The loading times – The loading times are horrendous. While it is understandable that rendering a new arena, move-sets and a variety of other elements per battle takes a lot of time, it was taking upwards of 3 minutes per fight. When you have roughly 10 fights a storyline, and several storylines to complete, it’s taking a lot of unnecessary time just waiting around. Sometimes the fights wouldn’t even load – such as later in the Sasuke Uchiha storyline – and it required a reboot of the Xbox to fix, only for it to do the same thing next fight.

The combat lacks depth – While the game is a lot of fun to play, compared to most fighting-games it lacks a certain level of depth. Combat revolves around waiting for an enemy to attack, dodging their attack and then pummelling them to bits. Each character is limited to a small amount of combos and special attacks, and, coupled with the relatively simplistic AI of the enemies, fighting comes down to figuring out how the computer will attack, and exploiting that for an easy win.
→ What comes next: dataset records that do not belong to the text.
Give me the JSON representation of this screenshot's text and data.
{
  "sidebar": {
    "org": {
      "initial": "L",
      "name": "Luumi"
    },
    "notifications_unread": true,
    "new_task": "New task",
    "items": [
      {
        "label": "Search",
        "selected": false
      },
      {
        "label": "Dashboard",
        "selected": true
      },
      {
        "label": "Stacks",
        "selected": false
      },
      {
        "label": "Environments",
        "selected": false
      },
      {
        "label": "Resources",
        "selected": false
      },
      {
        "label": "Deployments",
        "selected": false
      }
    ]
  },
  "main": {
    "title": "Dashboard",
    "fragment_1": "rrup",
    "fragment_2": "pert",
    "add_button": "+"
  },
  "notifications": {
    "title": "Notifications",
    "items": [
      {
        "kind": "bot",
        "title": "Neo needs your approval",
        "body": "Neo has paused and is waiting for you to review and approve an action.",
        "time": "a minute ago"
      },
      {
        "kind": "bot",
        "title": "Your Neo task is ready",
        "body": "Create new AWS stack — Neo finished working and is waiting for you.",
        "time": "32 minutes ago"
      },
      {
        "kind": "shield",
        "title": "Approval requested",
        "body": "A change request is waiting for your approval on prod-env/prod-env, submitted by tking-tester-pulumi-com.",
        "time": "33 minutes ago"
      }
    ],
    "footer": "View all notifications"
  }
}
While it’s an option to not exploit the combat prowess of the computer-controlled enemies, that’s easier said than done – combined with the 15-odd attacks an enemy has, it limits the pool of combos and attacks they can strike you with. No real tutorial: When the game booted up, I struggled to find any sort of tutorial on how to play the game. It took two or three battles to figure out the buttons and another few on how to combo effectively. While it’s a relatively small blight on an otherwise great game, it was enough to leave a sour taste in my mouth. No-one wants to be thrown into a combat arena with no instruction on how to fight.

Not optimized – This is, hands-down, the worst part of the game. During a lot of battles, my FPS in-game dropped severely enough to notice and the game became quite clunky to play. Generally, it was just for a few seconds at a time, but it happened so often enough that it was impossible not to notice. There’s a particular battle on the Sasuke Uchiha storyline that runs at a really low rate, making what already is a hard battle even harder than it should be. Granted, this slow-down only occurred in fights where there were a lot of particle effects on screen, so smaller-scale battles were fine, but considering how “big” fights in Naruto were, it was a pretty big problem.

Naruto Shippuden: Ultimate Ninja Storm Generations is a rather enjoyable game and a must-have for any fan of the series. The huge array of characters mixed with enjoyable combat and quality graphics and sound mix for a pleasurable experience that anyone could pick up and enjoy. If you want a deep, in-depth fighter with hundreds of combinations and tactics, you should probably look elsewhere, but if you’re looking for a good time every time you pick up it up, this game is for you.